Looking back on these three weeks, being “alone” has given me some of the greatest variety of experience one could imagine. Even the inevitable stretches of solitude – riding early morning trains to far flung destinations, or waiting for the tram on a crowded city street where nobody seems open to conversation – provide their own source of pleasure. There is value in being comfortable with your own thoughts and feeling alright in the absence of constant distraction.

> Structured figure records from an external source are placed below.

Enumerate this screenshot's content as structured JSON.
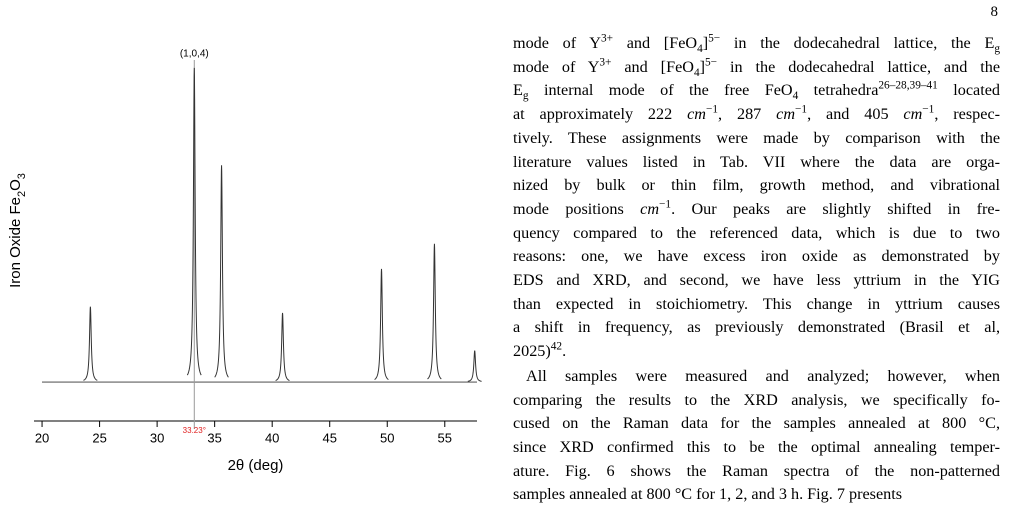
{
  "page_number": "8",
  "chart_data": {
    "type": "spectrum",
    "ylabel": "Iron Oxide Fe2O3",
    "xlabel": "2θ (deg)",
    "xlim": [
      19.3,
      57.8
    ],
    "xticks": [
      20,
      25,
      30,
      35,
      40,
      45,
      50,
      55
    ],
    "ylim": [
      -12.4,
      102.5
    ],
    "x": [
      24.2,
      33.23,
      35.6,
      40.9,
      49.5,
      54.1,
      57.6
    ],
    "values": [
      24,
      100,
      69,
      22,
      36,
      44,
      10
    ],
    "color": "#333333",
    "marker": {
      "value": 33.23,
      "label": "33.23°",
      "annotation": "(1,0,4)"
    }
  },
  "body": {
    "paragraphs": [
      [
        [
          "mode of Y",
          "3+",
          " and [FeO",
          "4",
          "]",
          "5−",
          " in the dodecahedral lattice, the E",
          "g"
        ],
        [
          "mode of Y",
          "3+",
          " and [FeO",
          "4",
          "]",
          "5−",
          " in the dodecahedral lattice, and the"
        ],
        [
          "E",
          "g",
          " internal mode of the free FeO",
          "4",
          " tetrahedra",
          "26–28,39–41",
          " located"
        ],
        [
          "at approximately 222 ",
          "cm",
          "−1",
          ", 287 ",
          "cm",
          "−1",
          ", and 405 ",
          "cm",
          "−1",
          ", respec-"
        ],
        [
          "tively. These assignments were made by comparison with the"
        ],
        [
          "literature values listed in Tab. VII where the data are orga-"
        ],
        [
          "nized by bulk or thin film, growth method, and vibrational"
        ],
        [
          "mode positions ",
          "cm",
          "−1",
          ".  Our peaks are slightly shifted in fre-"
        ],
        [
          "quency compared to the referenced data, which is due to two"
        ],
        [
          "reasons: one, we have excess iron oxide as demonstrated by"
        ],
        [
          "EDS and XRD, and second, we have less yttrium in the YIG"
        ],
        [
          "than expected in stoichiometry. This change in yttrium causes"
        ],
        [
          "a shift in frequency, as previously demonstrated (Brasil et al,"
        ],
        [
          "2025)",
          "42",
          "."
        ]
      ],
      [
        [
          "All samples were measured and analyzed; however, when"
        ],
        [
          "comparing the results to the XRD analysis, we specifically fo-"
        ],
        [
          "cused on the Raman data for the samples annealed at 800 °C,"
        ],
        [
          "since XRD confirmed this to be the optimal annealing temper-"
        ],
        [
          "ature. Fig. 6 shows the Raman spectra of the non-patterned"
        ],
        [
          "samples annealed at 800 °C for 1, 2, and 3 h. Fig. 7 presents"
        ]
      ]
    ]
  }
}
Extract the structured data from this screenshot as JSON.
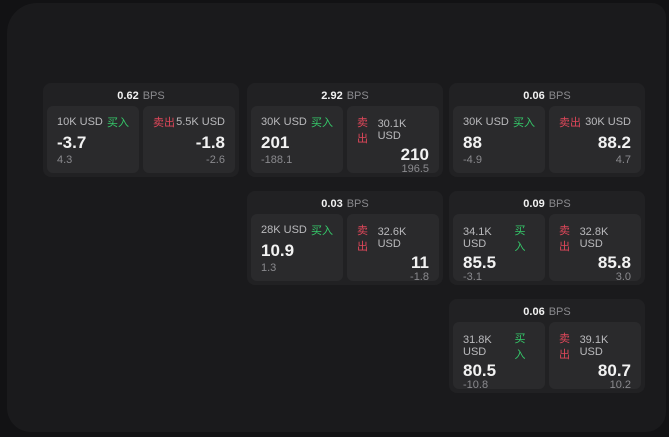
{
  "labels": {
    "buy": "买入",
    "sell": "卖出",
    "bps_unit": "BPS"
  },
  "colors": {
    "page_bg": "#121214",
    "window_bg": "#1a1a1c",
    "card_bg": "#212123",
    "tile_bg": "#2a2a2c",
    "accent_buy": "#35c96a",
    "accent_sell": "#e0475a",
    "text_primary": "#f2f2f2",
    "text_secondary": "#bababd",
    "text_muted": "#8a8a8e"
  },
  "cards": [
    {
      "bps": "0.62",
      "buy": {
        "amount": "10K USD",
        "price": "-3.7",
        "change": "4.3"
      },
      "sell": {
        "amount": "5.5K USD",
        "price": "-1.8",
        "change": "-2.6"
      }
    },
    {
      "bps": "2.92",
      "buy": {
        "amount": "30K USD",
        "price": "201",
        "change": "-188.1"
      },
      "sell": {
        "amount": "30.1K USD",
        "price": "210",
        "change": "196.5"
      }
    },
    {
      "bps": "0.06",
      "buy": {
        "amount": "30K USD",
        "price": "88",
        "change": "-4.9"
      },
      "sell": {
        "amount": "30K USD",
        "price": "88.2",
        "change": "4.7"
      }
    },
    {
      "bps": "0.03",
      "buy": {
        "amount": "28K USD",
        "price": "10.9",
        "change": "1.3"
      },
      "sell": {
        "amount": "32.6K USD",
        "price": "11",
        "change": "-1.8"
      }
    },
    {
      "bps": "0.09",
      "buy": {
        "amount": "34.1K USD",
        "price": "85.5",
        "change": "-3.1"
      },
      "sell": {
        "amount": "32.8K USD",
        "price": "85.8",
        "change": "3.0"
      }
    },
    {
      "bps": "0.06",
      "buy": {
        "amount": "31.8K USD",
        "price": "80.5",
        "change": "-10.8"
      },
      "sell": {
        "amount": "39.1K USD",
        "price": "80.7",
        "change": "10.2"
      }
    }
  ]
}
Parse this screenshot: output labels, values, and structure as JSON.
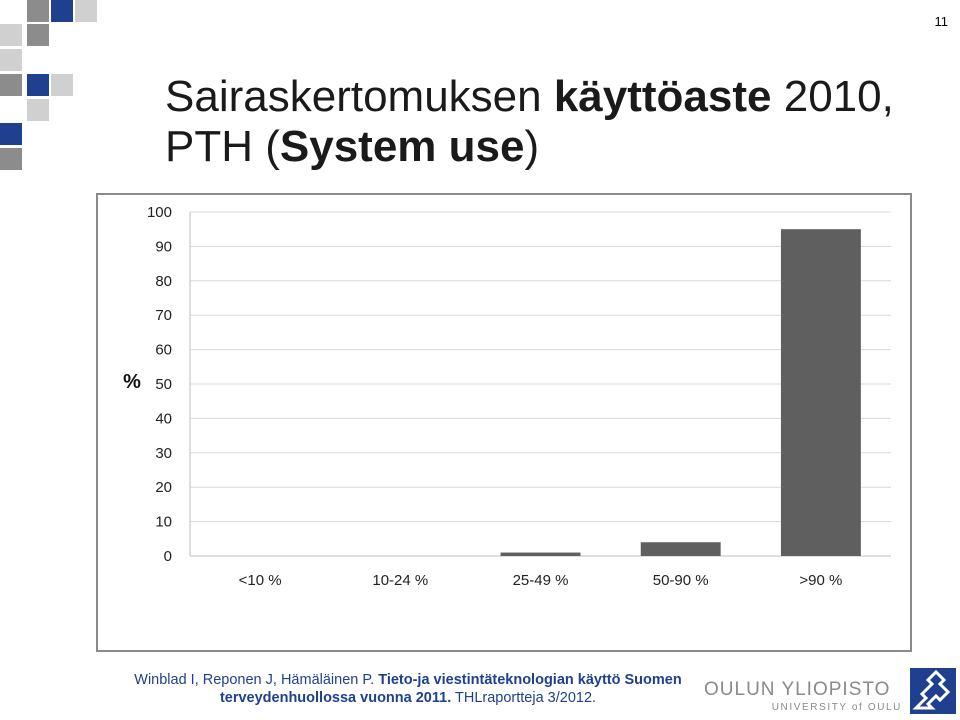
{
  "slide": {
    "number": "11",
    "title_part1": "Sairaskertomuksen ",
    "title_bold1": "käyttöaste",
    "title_part2": " 2010,",
    "title_part3": "PTH (",
    "title_bold2": "System use",
    "title_part4": ")"
  },
  "colors": {
    "brand_blue": "#1f3f8f",
    "decor_gray": "#8c8c8c",
    "decor_light": "#d0d0d0",
    "bar": "#5f5f5f",
    "grid": "#d9d9d9"
  },
  "citation": {
    "part1": "Winblad I, Reponen J, Hämäläinen P. ",
    "bold": "Tieto-ja viestintäteknologian käyttö Suomen terveydenhuollossa vuonna 2011.",
    "part2": " THLraportteja 3/2012."
  },
  "university": {
    "name": "OULUN YLIOPISTO",
    "sub": "UNIVERSITY of OULU"
  },
  "chart_data": {
    "type": "bar",
    "categories": [
      "<10 %",
      "10-24 %",
      "25-49 %",
      "50-90 %",
      ">90 %"
    ],
    "values": [
      0,
      0,
      1,
      4,
      95
    ],
    "ylabel": "%",
    "ylim": [
      0,
      100
    ],
    "yticks": [
      0,
      10,
      20,
      30,
      40,
      50,
      60,
      70,
      80,
      90,
      100
    ],
    "grid": true,
    "legend": "none",
    "bar_color": "#5f5f5f"
  }
}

The consistent line throughout these travels, the justification for investing in experiences at the Sydney Opera House, the Sydney Tower Buffet, the Eureka Skydeck in Melbourne and other pursuits that might seem wasteful to experience alone, has been that this is not merely a “scouting trip” for future travel in Australia. This world is big and wonderful – full of interesting people and places – and travelers should not take travel to one place for granted. When in Rome, do as the (tourists of) Romans do!

The clock is now crossing 3:30am – not an unusual time for college students to be awake. Sometimes there is an advantage in having an inconsistent sleep schedule – situations like these would be simple for most of my friends. But for somebody who does the “early to bed and early to rise” routine during the weekdays, it’s a tour de misery.

Physical conditions, however, are temporary and meaningless. The impact of this trip, my first solo journey in a foreign land, will extend far into the coming years. Although I can’t imagine that anyone has read this far on this post, under the slight possibility that you have, take this advice: identify the place(s) where you wish to travel alone and just go there. It will be worth the time and effort in more ways than one can comprehend.

One thought on “This is why they call it “lonely planet””

  1. This could be translated into a metaphor of traveling solo, not just through places, but through events and thrills in life. It makes me think about the times I was alone as a child and how I grew from those experiences- I’m at a point in life where I can’t feel alone anymore. This might have to do with the fact that I feel my decisions/choices are connected with others now, but I realize it is up to me to pave my own path to be free. So now this inspires me to do something truly of my own. Really well written Imran!